Malingo melangkah ke
tengah hujan yang hangat. Finnega sedang berdiri beberapa meter dari rumah,
wajahnya tengadah menentang hujan lebat. Sejenak dia menoleh pada malingo,
kemudian meneruskan mandi hujan.
“kau
tahu legenda tentang jam ini?” tanyanya.
“tidak,
rasanya tidak,” sahut malingo.
“konon
di suatu tempat di Nonce (meski aku belum pernah melihat mereka) ada sebuah
suku makhluk bersayap, namanya fathathai. Mereka bangsa yang lembut dan pemalu:
hampir-hampir seperti malaikat. Jumlah mereka di pulau ini sedikit sekali,
sebab” –dia menunduk memandangi kakinya—“sebab mereka tidak mudah cinta, jadi
jarang sekali makhluk fathathai melangsungkan pernikahan. Tapi, menurut
legenda, ada salah satu makhluk ini, namanya numa child, yang mengalami jatuh
cinta.”
“beruntung
sekali dia.”
“yah,
ya dan tidak. begini, dia jatuh cinta pada seorang wanita yang dijumpainya di
Nonce ini, namanya elathuria.
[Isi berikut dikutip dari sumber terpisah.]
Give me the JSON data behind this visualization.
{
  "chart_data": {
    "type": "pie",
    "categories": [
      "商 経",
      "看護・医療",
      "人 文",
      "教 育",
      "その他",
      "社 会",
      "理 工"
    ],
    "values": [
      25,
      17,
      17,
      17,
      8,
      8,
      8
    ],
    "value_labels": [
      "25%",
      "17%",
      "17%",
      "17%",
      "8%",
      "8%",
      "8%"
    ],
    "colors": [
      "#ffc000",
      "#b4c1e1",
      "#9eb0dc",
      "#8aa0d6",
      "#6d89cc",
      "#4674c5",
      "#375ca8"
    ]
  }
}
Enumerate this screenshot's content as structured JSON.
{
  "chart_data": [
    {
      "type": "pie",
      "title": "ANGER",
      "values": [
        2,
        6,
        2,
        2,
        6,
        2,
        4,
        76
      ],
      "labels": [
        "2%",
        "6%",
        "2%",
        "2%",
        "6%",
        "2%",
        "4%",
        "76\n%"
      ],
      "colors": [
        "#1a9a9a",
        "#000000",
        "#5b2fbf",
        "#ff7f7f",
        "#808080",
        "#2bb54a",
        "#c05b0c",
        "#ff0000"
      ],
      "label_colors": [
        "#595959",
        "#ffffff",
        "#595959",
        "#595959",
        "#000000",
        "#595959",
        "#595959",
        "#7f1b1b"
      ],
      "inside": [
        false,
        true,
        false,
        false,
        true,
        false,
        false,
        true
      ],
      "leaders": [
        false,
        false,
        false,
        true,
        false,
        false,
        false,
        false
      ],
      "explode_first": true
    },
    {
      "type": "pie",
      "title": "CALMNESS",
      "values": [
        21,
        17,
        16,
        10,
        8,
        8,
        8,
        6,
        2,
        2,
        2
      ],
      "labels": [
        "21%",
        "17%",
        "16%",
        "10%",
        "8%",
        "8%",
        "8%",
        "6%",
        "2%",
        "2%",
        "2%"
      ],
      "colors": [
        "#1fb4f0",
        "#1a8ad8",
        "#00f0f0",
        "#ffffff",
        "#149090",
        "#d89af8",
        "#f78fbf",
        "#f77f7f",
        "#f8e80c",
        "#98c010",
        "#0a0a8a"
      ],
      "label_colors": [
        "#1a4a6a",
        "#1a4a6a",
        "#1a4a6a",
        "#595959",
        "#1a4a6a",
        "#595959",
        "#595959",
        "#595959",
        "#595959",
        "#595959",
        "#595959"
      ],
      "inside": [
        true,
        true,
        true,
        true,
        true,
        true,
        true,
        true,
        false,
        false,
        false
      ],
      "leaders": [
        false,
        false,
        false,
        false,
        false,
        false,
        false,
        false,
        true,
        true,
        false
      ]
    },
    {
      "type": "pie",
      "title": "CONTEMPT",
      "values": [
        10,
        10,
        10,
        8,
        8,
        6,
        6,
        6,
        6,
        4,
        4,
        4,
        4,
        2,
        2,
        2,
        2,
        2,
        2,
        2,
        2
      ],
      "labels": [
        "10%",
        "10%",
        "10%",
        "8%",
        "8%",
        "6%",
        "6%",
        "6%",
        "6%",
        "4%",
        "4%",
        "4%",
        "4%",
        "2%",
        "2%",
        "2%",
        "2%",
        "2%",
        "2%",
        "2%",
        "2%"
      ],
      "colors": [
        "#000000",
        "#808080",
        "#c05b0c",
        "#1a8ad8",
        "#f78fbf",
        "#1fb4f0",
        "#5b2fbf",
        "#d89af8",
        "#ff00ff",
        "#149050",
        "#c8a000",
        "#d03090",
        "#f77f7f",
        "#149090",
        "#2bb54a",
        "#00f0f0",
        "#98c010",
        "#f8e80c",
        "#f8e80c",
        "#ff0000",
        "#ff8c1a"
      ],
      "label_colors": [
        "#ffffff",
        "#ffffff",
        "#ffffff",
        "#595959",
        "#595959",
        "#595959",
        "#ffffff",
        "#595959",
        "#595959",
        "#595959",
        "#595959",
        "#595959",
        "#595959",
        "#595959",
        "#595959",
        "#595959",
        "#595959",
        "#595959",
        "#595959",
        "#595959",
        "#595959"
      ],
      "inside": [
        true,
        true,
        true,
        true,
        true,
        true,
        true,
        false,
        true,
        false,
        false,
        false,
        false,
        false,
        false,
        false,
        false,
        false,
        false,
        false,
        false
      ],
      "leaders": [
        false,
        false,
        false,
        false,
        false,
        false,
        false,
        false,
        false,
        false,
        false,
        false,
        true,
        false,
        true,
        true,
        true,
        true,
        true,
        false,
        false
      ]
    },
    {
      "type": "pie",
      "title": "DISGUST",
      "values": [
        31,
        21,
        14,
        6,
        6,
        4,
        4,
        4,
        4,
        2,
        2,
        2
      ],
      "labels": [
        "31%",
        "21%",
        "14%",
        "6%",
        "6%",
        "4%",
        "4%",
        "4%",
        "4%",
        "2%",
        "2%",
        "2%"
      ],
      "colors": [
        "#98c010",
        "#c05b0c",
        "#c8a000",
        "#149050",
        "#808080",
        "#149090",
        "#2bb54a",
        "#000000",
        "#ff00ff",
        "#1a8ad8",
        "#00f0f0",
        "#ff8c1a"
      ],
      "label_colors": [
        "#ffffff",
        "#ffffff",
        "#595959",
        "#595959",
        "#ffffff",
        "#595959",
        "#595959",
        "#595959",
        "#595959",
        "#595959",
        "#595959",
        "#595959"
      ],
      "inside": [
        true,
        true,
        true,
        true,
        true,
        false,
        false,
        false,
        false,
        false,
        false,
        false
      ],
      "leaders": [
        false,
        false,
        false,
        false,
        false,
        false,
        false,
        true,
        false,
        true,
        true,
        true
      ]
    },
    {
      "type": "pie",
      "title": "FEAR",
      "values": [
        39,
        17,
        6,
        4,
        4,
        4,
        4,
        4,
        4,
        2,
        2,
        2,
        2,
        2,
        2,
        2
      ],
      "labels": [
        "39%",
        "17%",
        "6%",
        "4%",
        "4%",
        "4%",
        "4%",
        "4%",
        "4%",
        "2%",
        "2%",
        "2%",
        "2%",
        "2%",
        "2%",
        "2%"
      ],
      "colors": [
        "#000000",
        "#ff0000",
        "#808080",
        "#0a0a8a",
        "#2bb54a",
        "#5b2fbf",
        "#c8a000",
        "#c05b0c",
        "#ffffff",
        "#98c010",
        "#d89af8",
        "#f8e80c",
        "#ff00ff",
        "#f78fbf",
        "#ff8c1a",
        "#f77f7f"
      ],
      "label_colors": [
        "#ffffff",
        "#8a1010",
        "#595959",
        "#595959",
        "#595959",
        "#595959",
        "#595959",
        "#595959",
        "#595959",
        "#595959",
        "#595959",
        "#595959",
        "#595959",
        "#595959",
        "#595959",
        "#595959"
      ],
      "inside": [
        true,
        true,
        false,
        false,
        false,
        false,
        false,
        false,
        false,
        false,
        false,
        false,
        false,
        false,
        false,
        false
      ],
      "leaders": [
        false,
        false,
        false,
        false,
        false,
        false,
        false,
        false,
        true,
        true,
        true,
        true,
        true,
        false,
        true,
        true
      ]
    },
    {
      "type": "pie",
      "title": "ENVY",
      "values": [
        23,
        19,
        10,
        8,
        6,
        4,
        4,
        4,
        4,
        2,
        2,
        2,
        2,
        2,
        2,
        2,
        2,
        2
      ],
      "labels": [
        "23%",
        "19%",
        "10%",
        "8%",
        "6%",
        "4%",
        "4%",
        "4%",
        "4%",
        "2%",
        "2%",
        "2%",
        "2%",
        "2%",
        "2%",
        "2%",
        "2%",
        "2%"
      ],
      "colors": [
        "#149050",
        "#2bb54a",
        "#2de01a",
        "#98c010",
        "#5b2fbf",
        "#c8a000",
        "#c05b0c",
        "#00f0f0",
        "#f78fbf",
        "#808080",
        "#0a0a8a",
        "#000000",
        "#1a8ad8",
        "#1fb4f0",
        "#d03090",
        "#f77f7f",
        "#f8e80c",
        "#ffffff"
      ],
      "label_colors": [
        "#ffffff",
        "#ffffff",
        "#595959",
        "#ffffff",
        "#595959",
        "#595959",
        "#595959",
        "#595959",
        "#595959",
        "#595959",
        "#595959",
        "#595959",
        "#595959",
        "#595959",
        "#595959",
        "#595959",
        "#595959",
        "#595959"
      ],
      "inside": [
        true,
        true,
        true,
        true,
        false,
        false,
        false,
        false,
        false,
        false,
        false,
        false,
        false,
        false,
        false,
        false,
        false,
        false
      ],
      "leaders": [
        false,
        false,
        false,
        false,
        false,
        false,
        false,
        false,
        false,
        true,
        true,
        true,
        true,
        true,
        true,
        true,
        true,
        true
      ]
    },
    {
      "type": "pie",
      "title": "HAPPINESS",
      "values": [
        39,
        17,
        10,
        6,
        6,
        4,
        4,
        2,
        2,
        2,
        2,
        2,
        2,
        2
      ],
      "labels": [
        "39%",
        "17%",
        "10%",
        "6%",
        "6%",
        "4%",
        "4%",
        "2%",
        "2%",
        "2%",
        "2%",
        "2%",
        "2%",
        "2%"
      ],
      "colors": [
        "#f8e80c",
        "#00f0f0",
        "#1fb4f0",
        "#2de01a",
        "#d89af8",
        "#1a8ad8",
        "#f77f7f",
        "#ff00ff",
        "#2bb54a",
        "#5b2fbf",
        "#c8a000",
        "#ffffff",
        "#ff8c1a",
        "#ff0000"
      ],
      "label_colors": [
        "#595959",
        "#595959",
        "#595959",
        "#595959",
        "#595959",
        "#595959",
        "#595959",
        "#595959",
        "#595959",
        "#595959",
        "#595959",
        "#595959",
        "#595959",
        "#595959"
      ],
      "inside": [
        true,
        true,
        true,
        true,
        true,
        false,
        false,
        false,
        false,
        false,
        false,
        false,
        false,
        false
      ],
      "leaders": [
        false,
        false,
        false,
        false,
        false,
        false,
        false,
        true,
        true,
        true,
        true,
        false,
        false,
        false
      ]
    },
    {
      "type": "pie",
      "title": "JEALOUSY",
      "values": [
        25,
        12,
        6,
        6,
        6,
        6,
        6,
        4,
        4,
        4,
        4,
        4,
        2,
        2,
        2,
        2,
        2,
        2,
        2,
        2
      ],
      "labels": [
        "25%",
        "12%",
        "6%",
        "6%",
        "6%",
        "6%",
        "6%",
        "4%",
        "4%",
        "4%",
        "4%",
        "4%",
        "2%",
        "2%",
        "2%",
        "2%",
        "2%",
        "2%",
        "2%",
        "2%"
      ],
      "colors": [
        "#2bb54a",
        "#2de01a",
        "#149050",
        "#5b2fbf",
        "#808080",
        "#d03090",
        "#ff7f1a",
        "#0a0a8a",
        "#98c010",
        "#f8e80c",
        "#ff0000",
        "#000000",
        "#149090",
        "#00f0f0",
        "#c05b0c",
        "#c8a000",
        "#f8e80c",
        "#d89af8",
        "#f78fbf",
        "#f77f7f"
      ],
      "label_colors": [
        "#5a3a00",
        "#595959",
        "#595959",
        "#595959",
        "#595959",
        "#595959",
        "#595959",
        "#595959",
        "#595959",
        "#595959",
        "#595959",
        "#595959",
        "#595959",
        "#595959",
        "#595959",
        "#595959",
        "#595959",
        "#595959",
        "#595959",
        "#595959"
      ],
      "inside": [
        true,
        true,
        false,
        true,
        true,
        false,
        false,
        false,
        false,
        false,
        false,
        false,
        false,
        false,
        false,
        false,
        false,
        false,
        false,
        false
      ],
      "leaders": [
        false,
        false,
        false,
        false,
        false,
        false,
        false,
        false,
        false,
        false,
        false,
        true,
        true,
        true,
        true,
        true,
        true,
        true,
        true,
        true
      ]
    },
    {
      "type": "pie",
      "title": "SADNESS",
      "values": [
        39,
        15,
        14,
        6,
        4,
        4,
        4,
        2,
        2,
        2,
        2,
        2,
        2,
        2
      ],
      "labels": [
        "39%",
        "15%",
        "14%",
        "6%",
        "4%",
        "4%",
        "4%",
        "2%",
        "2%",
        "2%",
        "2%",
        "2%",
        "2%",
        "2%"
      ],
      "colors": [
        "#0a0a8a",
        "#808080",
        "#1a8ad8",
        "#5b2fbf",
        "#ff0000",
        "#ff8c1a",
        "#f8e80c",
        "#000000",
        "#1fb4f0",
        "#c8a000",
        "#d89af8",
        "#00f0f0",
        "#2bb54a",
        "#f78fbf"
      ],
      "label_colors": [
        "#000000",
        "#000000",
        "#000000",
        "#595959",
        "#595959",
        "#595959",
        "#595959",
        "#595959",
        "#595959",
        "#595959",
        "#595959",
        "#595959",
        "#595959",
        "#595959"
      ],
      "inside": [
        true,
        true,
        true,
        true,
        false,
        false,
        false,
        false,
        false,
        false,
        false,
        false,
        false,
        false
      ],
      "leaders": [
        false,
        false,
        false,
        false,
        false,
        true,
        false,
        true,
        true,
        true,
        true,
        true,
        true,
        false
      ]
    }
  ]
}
Di matanya, wanita itu adalah yang tercantik yang
pernah dilihatnya. Hanya saja ada satu masalah.”
“apa
itu?”
“wanita
itu bukan darah dan daging seperti dia.”
“lalu
dia itu apa?”
“seperti
kau ketahui, pulau ini dihuni beberapa makhluk hidup yang sangat aneh. Dan elathuria
adalah salah satu keanehan itu.” finnegan diam sejenak, kemudian menatap
malingo dan berkata, “dia tanaman.”
Malingo
ingin tertawa, tapi berhasil menahan diri karena melihat mimik sangat serius di
wajah lelah si pembunuh naga. Dan meski ia berhasil menahan tawa, tetap saja
finnegan berkata, “kau pikir aku bercanda.”
“tidak...”
“aku
Cuma belajar dua hal dalam hidupku. Satu, cinta adalah awal dan akhir dari
segala makna. Dan dua, perwujudan apapun yang diambil jiwa kita dalam perjalanan
ini, intinya tetap sama. Cinta adalah cinta. Adalah cinta.”
“malingo
mengangguk. “aku tidak punya... pengalaman pribadi tentang ini,” katanya pada
finnegan. “tapi... aku sudah membaca banyak buku. Dan semua buku yang bagus itu
menyatakan hal yang sama denganmu.” Finnegan mengangguk, dan untuk pertama kali
sejak mereka bertemu, malingo melihat seulas senyum samar di wajah laki-laki
itu. “tolong lanjutkan kisahnya,” kata si geshrat.
“nah,
waktu numa child pertama kali bertemu elathuria, dia sedang mekar sempurna. Dia
tak bercacat cela. Tak ada kata lain untuk menggambarkannya.”
“luar
biasa.”
“situasinya
semakin aneh, percayalah. Sudahkah kuceritakan bahwa numa child jatuh cinta
dalam sekali debar jantung? Maksudku, secara harfiah, memang secepat itu. dia
melihat elathuria, dan terjadilah. Nasibnya telah ditentukan.”
“cinta
pada pandangan pertama.”
“tepat sekali.”
“kau percaya itu bisa
terjadi?”
“oh tentu. Aku sendiri
mengalaminya. Begitu melihat putri boa, aku tahu aku takkan pernah bisa
mencintai orang lain. tak ada, hingga akhir jam-jam.” Finnegan menegadah
memandang hujan yang mulai reda. Dia menjilat beberapa tetes air hujan dari
bibirnya, kemudian meneruskan ceritanya.
“maka pada saat itu juga
numa child berkata pada elathuria. ‘lady’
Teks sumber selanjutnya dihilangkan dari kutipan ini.